The Braves returned to Turner Field on Tuesday - not to prepare for a Game 5 showdown with Los Angeles, but to clean out their lockers after a disappointing quick end to their playoff run.
With a 4-3 loss on Monday, the Braves can only look forward to figure out how to close holes exploited by the Dodgers during their four-game series. It has now been twelve years since the Braves last won a playoff series - they have lost a wild-card game play-in and six NLDS during that time.
Here are five questions the Braves will have to answer for 2014:
1. What happens to Dan Uggla and B. J. Upton?
Uggla is now a $26 million albatross on the Braves' roster. After getting left off the team's NLDS roster, Uggla will likely be gone via trade at the winter meetings. Whether the Braves are able to get any return on Uggla will likely depend on how much salary they are willing to eat to get him out of town.
Upton is a bigger issue - he did improve a bit in the final two months, but the improvement only brought his average from .174 to .184. Upton will turn 30 in the middle of next season, and did not provide any threat of speed on the basepaths this year. While he was on the postseason roster, he lost significant time to Jordan Schafer and Evan Gattis and was reduced to pinch-hitting or pinch-running - not nearly worth the value of the 5-year, $72.5 million deal Upton signed a year ago. The Braves are going to be stuck with him for a while, so the best hope is going to be to coach him up rather than ship him out. No team will take on that amount of money and that time nor will the Braves be willing to eat that much money.
2. How do the Braves shake up the team's attitude and philosophy?
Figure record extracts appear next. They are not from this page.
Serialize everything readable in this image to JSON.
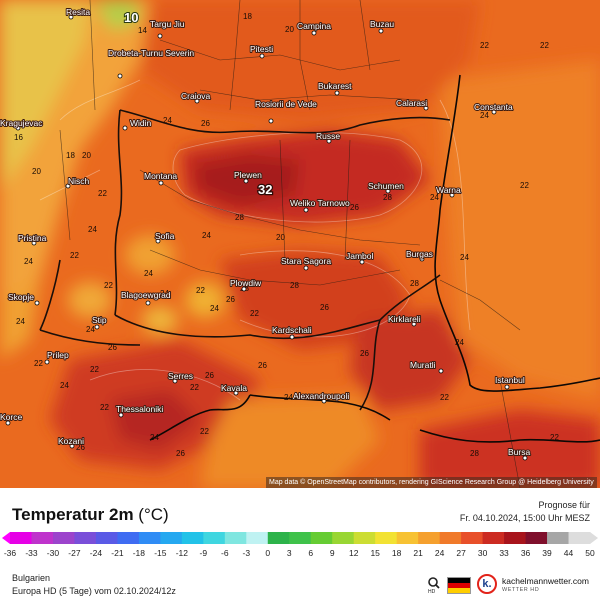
{
  "map": {
    "cities": [
      {
        "name": "Resita"
      },
      {
        "name": "Targu Jiu"
      },
      {
        "name": "Campina"
      },
      {
        "name": "Buzau"
      },
      {
        "name": "Drobeta-Turnu Severin"
      },
      {
        "name": "Pitesti"
      },
      {
        "name": "Craiova"
      },
      {
        "name": "Rosiorii de Vede"
      },
      {
        "name": "Bukarest"
      },
      {
        "name": "Calarasi"
      },
      {
        "name": "Constanta"
      },
      {
        "name": "Kragujevac"
      },
      {
        "name": "Widin"
      },
      {
        "name": "Russe"
      },
      {
        "name": "Montana"
      },
      {
        "name": "Plewen"
      },
      {
        "name": "Schumen"
      },
      {
        "name": "Warna"
      },
      {
        "name": "Nisch"
      },
      {
        "name": "Weliko Tarnowo"
      },
      {
        "name": "Pristina"
      },
      {
        "name": "Sofia"
      },
      {
        "name": "Stara Sagora"
      },
      {
        "name": "Jambol"
      },
      {
        "name": "Burgas"
      },
      {
        "name": "Skopje"
      },
      {
        "name": "Blagoewgrad"
      },
      {
        "name": "Plowdiw"
      },
      {
        "name": "Stip"
      },
      {
        "name": "Kardschali"
      },
      {
        "name": "Kirklareli"
      },
      {
        "name": "Prilep"
      },
      {
        "name": "Serres"
      },
      {
        "name": "Kavala"
      },
      {
        "name": "Muratli"
      },
      {
        "name": "Istanbul"
      },
      {
        "name": "Alexandroupoli"
      },
      {
        "name": "Thessaloniki"
      },
      {
        "name": "Korce"
      },
      {
        "name": "Kozani"
      },
      {
        "name": "Bursa"
      }
    ],
    "temperature_labels": [
      {
        "value": "10"
      },
      {
        "value": "14"
      },
      {
        "value": "16"
      },
      {
        "value": "18"
      },
      {
        "value": "20"
      },
      {
        "value": "22"
      },
      {
        "value": "24"
      },
      {
        "value": "26"
      },
      {
        "value": "28"
      },
      {
        "value": "18"
      },
      {
        "value": "20"
      },
      {
        "value": "22"
      },
      {
        "value": "22"
      },
      {
        "value": "24"
      },
      {
        "value": "22"
      },
      {
        "value": "20"
      },
      {
        "value": "24"
      },
      {
        "value": "24"
      },
      {
        "value": "20"
      },
      {
        "value": "22"
      },
      {
        "value": "26"
      },
      {
        "value": "24"
      },
      {
        "value": "22"
      },
      {
        "value": "26"
      },
      {
        "value": "24"
      },
      {
        "value": "28"
      },
      {
        "value": "28"
      },
      {
        "value": "24"
      },
      {
        "value": "24"
      },
      {
        "value": "26"
      },
      {
        "value": "22"
      },
      {
        "value": "26"
      },
      {
        "value": "22"
      },
      {
        "value": "24"
      },
      {
        "value": "22"
      },
      {
        "value": "24"
      },
      {
        "value": "26"
      },
      {
        "value": "22"
      },
      {
        "value": "26"
      },
      {
        "value": "24"
      },
      {
        "value": "28"
      },
      {
        "value": "22"
      },
      {
        "value": "22"
      },
      {
        "value": "26"
      },
      {
        "value": "22"
      },
      {
        "value": "28"
      },
      {
        "value": "24"
      },
      {
        "value": "24"
      },
      {
        "value": "26"
      },
      {
        "value": "22"
      },
      {
        "value": "24"
      },
      {
        "value": "28"
      },
      {
        "value": "24"
      },
      {
        "value": "22"
      },
      {
        "value": "26"
      },
      {
        "value": "24"
      }
    ],
    "max_label": "32",
    "attribution": "Map data © OpenStreetMap contributors, rendering GIScience Research Group @ Heidelberg University"
  },
  "legend": {
    "title": "Temperatur 2m",
    "unit": "(°C)",
    "forecast_label": "Prognose für",
    "forecast_time": "Fr. 04.10.2024, 15:00 Uhr MESZ",
    "ticks": [
      "-36",
      "-33",
      "-30",
      "-27",
      "-24",
      "-21",
      "-18",
      "-15",
      "-12",
      "-9",
      "-6",
      "-3",
      "0",
      "3",
      "6",
      "9",
      "12",
      "15",
      "18",
      "21",
      "24",
      "27",
      "30",
      "33",
      "36",
      "39",
      "44",
      "50"
    ],
    "tick_colors": [
      "#ff00ff",
      "#e600e6",
      "#bf33cc",
      "#9c44cc",
      "#7a4fd9",
      "#5a5ae6",
      "#3f6cf2",
      "#2f8cf5",
      "#25a8f0",
      "#22c2e8",
      "#3fd6e0",
      "#7fe6e0",
      "#bff2f2",
      "#2db34a",
      "#3fc24a",
      "#66cc33",
      "#99d633",
      "#ccdd33",
      "#f2e233",
      "#f7c233",
      "#f5a02e",
      "#f07a2a",
      "#e8502a",
      "#cc2b22",
      "#a8141c",
      "#7f0f2c",
      "#a6a6a6",
      "#dddddd"
    ],
    "region": "Bulgarien",
    "model": "Europa HD (5 Tage) vom  02.10.2024/12z",
    "brand": "kachelmannwetter.com",
    "brand_sub": "WETTER HD",
    "k_letter": "k.",
    "flag_colors": [
      "#000000",
      "#dd0000",
      "#ffce00"
    ]
  }
}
Fredi Gonzalez is getting some flack for his use of the bullpen in this series, but going to David Carpenter instead of Craig Kimbrel in Game 4 was not a bad move - Carpenter has been a dominant set up man all year. Gonzalez was getting more flack for giving Uggla over 500 plate appearances. The team as a whole lacked discipline at the plate, a fault that can squarely be placed on the hitting coach. Greg Walker has, for the past two seasons, overseen a Braves' offense that has dropped precipitously in every offensive category except home runs, and may be the scapegoat. Assistant hitting coach Scott Fletcher could also not come back. A change there could help send a new message
3. Is there enough talent on this pitching staff for a deep run in 2014?
Yes. The staff had a league-best ERA (3.18) and second-best WHIP (1.20 walks and hits per inning). The team was also second with 102 quality starts. Despite serious injuries to Tim Hudson and Brandon Beachy, the rotation served the club well with Julio Teheran, Kris Medlen, and Mike Minor all winning 13+ games. The bullpen was best in the majors. The staff could use another starter, though, as the last spot after Paul Maholm was held together by starts from Hudson (before his injury), David Hale, Freddy Garcia, and Alex Wood. Even without improvement, though, it's a darn good staff.
4. Can this team stop striking out and relying on the long ball so much?
The Braves, despite leading the NL with 181 home runs, had just one long ball during their series with the Dodgers. The club hit only .249 during the regular season - 20th in the majors - and hit just .214 in the playoffs. Aside from Chris Johnson, Evan Gattis, and Freddie Freeman the bats were mostly silent in the playoffs, as the Braves averaged 10.5 strikeouts per game after dubiously leading the league in the category (8.54 K/game) during the year. The Braves need a lot more discipline at the plate, as this weakness will be exploited by any good pitching staff - as we saw this past week.
5. Will Brian McCann be back?
That's a tough question to answer. Despite being sidelined with injuries and rest for almost 60 games this season, McCann still had 20 HR for the sixth straight season, and notched his seventh straight All-Star nod from behind the plate. He also went 0-for-13 during the playoffs, and will turn 30 over the offseason. It depends on what he wants - if he wants an Upton-type deal, the Braves may let him walk. It would be a shame, because McCann has carried the Braves often and is one of their more likeable players. Let's hope he does return, because he will be courted by many other teams (including the Yankees, who are already preparing an offer for him) and it would be a shame to see him in another team's uniform.